So President Obama has announced that the Internet should be regulated as a public utility. He's asking the Federal Communications Commission (FCC) to reclassify internet service providers (ISPs) from "information services" under Title I as telecommunications providers under Title II regulatory guidelines. (See here for background on the distinction.)
This is all being done in the name of "Net Neutrality," keeping the Internet free and open, prohibiting "fast lanes" for certain services and sites, making sure no legal content is blocked, and all other horribles that…have failed to materialize in the absence of increased federal regulation.
Reason contributor and Clemson University economic historian Thomas W. Hazlett defines Net Neutrality as "a set of rules…regulating the business model of your local ISP." The definition gets to the heart of the matter. There are specific interests who are doing well by the current system—Netflix, for instance—and they want to maintain the status quo. That's understandable but the idea that the government will do a good job of regulating the Internet (whether by blanket decrees or on a case-by-case basis) is unconvincing, to say the least. The most likely outcome is that regulators will freeze in place today's business models, thereby slowing innovation and change.

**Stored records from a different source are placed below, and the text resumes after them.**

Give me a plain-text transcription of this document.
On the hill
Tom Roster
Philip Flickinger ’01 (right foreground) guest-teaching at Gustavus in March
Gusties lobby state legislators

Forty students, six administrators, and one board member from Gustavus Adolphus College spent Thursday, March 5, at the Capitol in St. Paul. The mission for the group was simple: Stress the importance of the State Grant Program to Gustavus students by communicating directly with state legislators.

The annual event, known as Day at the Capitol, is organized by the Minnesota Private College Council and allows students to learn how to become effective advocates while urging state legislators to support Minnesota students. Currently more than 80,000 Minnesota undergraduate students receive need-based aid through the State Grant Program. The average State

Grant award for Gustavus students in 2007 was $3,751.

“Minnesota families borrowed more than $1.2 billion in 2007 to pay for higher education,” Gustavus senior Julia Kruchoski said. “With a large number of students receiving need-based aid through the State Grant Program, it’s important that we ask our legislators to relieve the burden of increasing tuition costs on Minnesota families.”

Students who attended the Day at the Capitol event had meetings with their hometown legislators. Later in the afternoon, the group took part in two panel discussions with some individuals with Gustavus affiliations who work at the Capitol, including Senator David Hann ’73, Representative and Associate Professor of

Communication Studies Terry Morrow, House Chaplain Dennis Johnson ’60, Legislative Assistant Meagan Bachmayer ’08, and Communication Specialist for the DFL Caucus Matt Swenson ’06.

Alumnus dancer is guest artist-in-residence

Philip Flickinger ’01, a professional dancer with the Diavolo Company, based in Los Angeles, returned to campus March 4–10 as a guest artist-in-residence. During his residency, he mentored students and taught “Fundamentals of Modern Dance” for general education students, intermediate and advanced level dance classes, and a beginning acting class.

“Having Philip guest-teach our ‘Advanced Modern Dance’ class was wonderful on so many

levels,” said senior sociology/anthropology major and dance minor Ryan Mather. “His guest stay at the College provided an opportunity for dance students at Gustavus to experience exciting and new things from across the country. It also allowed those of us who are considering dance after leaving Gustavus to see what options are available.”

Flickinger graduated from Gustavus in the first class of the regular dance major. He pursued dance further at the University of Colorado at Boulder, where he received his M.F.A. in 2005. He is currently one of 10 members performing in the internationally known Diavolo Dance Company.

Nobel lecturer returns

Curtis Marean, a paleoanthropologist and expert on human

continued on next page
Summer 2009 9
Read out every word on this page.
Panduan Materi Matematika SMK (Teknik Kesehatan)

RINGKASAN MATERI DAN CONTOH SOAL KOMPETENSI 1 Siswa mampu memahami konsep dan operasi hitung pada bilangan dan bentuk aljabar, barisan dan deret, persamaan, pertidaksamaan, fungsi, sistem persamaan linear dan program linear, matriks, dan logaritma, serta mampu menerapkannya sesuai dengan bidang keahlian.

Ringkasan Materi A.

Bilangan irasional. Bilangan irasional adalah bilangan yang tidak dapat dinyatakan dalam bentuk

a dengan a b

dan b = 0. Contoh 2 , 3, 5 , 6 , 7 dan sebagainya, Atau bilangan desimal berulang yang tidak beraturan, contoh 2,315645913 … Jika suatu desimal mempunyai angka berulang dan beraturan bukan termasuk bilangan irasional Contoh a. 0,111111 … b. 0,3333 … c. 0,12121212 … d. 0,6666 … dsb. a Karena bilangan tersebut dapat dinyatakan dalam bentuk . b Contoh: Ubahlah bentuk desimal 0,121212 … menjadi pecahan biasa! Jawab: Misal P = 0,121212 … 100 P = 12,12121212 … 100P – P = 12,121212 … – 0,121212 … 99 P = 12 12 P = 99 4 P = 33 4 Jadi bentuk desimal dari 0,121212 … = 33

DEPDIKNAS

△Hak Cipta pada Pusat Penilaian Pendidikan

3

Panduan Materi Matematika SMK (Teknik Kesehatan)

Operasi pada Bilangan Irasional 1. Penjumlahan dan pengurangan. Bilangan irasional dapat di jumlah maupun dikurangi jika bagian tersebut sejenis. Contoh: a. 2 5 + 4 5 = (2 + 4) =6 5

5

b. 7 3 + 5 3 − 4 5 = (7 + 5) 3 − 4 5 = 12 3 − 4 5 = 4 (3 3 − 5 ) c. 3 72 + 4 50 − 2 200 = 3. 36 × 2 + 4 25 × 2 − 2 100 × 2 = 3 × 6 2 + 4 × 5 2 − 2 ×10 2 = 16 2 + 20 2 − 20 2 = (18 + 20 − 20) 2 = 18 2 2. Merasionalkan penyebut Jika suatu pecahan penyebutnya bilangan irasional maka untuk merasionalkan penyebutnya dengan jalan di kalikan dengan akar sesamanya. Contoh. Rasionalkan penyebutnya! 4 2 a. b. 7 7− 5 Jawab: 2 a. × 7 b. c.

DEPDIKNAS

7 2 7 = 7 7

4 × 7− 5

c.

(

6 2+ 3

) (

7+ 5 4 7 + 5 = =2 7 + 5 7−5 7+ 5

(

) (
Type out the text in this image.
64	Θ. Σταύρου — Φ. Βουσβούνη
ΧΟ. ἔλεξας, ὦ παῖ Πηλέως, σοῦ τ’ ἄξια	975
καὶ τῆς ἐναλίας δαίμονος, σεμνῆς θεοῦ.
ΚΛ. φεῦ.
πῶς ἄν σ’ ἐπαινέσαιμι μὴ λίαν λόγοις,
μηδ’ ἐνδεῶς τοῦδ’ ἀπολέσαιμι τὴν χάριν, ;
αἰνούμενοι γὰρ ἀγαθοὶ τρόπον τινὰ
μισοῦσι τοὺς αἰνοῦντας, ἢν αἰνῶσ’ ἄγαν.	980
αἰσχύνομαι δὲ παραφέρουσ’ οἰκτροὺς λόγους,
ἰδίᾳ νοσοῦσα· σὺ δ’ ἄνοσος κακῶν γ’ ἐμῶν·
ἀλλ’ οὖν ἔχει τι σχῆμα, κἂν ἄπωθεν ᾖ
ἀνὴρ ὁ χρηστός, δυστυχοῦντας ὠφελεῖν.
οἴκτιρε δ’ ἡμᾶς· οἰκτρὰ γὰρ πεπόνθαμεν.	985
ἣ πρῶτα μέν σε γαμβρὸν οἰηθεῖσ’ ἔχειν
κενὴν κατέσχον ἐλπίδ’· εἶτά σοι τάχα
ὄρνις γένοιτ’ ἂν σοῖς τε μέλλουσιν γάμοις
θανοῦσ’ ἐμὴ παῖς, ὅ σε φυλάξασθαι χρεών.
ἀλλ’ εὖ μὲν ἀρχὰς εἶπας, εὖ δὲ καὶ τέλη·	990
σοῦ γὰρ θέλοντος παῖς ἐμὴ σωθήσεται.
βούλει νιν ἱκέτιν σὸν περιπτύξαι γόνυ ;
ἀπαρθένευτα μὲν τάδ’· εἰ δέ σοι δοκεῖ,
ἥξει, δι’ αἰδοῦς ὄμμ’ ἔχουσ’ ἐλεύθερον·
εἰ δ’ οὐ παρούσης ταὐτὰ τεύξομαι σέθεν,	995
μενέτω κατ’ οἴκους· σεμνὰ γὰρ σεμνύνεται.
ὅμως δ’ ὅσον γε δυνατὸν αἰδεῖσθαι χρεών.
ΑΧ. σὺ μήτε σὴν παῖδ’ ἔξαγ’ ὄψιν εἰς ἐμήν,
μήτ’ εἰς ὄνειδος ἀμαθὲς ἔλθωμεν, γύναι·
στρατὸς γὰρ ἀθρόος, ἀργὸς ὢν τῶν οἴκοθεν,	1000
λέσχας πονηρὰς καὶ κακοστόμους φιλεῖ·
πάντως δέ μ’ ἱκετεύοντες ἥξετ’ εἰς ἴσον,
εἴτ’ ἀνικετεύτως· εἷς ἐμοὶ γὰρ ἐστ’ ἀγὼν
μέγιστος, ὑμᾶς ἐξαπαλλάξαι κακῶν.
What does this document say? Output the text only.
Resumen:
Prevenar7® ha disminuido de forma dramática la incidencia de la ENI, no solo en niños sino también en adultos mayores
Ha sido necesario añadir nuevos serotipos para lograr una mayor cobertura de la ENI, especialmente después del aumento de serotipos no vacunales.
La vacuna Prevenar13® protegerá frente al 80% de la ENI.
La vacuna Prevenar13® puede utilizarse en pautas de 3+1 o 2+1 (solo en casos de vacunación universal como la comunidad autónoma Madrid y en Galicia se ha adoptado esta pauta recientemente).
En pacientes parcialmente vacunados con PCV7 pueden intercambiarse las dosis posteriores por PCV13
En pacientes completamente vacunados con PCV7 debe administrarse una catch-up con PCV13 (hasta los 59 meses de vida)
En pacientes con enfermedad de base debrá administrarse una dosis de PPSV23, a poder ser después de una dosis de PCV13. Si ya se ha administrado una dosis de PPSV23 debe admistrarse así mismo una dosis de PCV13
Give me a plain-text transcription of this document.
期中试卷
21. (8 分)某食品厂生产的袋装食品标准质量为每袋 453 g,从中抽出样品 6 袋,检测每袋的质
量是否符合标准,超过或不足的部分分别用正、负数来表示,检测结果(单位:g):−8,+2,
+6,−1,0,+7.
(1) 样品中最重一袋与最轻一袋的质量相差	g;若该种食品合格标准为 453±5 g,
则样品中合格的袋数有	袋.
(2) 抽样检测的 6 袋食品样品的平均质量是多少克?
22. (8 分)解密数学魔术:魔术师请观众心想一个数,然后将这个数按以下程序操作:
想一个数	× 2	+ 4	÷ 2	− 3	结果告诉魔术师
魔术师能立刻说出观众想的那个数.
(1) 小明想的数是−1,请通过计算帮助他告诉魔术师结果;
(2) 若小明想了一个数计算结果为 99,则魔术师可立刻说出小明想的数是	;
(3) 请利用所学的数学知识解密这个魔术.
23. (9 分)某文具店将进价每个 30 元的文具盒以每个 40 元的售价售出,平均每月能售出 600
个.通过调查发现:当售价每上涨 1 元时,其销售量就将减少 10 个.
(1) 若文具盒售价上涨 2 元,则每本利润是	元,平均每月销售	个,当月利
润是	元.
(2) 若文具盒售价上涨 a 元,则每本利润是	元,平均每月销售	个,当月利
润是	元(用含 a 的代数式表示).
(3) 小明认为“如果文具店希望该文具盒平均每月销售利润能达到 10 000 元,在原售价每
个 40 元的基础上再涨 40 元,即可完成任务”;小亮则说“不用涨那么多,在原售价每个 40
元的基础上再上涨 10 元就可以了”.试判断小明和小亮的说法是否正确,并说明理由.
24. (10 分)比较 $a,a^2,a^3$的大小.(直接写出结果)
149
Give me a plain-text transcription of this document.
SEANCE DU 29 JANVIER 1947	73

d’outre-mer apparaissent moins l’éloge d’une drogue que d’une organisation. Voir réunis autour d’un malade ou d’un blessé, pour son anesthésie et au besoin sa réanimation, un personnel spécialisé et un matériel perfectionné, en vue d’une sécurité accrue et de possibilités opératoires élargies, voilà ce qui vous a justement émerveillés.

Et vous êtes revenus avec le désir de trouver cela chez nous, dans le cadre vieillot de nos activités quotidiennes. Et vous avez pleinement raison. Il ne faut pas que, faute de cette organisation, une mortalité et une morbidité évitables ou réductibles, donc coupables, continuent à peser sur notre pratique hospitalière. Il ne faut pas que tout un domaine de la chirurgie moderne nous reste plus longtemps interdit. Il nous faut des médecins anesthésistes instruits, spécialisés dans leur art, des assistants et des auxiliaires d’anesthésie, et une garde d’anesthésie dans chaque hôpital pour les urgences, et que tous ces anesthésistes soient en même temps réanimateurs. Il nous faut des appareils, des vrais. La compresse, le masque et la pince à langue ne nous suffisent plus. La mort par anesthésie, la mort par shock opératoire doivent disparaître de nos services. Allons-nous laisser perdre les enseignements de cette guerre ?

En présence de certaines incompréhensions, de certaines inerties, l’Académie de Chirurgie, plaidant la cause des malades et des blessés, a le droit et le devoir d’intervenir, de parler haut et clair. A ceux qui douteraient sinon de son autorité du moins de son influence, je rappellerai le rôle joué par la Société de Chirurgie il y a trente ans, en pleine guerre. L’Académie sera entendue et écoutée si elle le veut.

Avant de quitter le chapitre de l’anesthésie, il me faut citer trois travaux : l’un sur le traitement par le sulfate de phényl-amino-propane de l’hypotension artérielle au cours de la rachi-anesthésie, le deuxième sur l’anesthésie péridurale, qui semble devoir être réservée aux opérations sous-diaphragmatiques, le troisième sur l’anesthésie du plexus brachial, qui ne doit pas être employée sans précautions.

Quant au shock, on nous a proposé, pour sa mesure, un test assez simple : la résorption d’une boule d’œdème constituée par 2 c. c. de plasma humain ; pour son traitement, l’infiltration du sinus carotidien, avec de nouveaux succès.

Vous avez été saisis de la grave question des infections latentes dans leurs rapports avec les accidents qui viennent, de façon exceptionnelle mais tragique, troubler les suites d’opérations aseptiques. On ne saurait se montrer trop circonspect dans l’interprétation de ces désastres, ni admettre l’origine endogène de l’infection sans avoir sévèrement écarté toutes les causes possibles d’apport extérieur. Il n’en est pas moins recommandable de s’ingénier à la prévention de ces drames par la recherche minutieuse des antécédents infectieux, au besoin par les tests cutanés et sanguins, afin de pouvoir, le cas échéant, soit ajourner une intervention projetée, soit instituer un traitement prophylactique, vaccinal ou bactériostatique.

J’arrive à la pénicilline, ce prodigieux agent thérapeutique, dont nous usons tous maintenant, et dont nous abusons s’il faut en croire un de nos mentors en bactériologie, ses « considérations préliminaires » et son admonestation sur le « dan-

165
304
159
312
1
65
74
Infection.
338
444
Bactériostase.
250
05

Obama is old enough to remember Ma Bell, which was even worse to customers than today's cable and Internet providers. And he is smart enough to recognize the Orwellian contradiction in introducing onerous new regulatory regimes in the name of keeping anything "free." The FCC has never been particularly adept at acting in the "public interest." The less control it has over the Internet (and TV and anything else), the better off we will all be.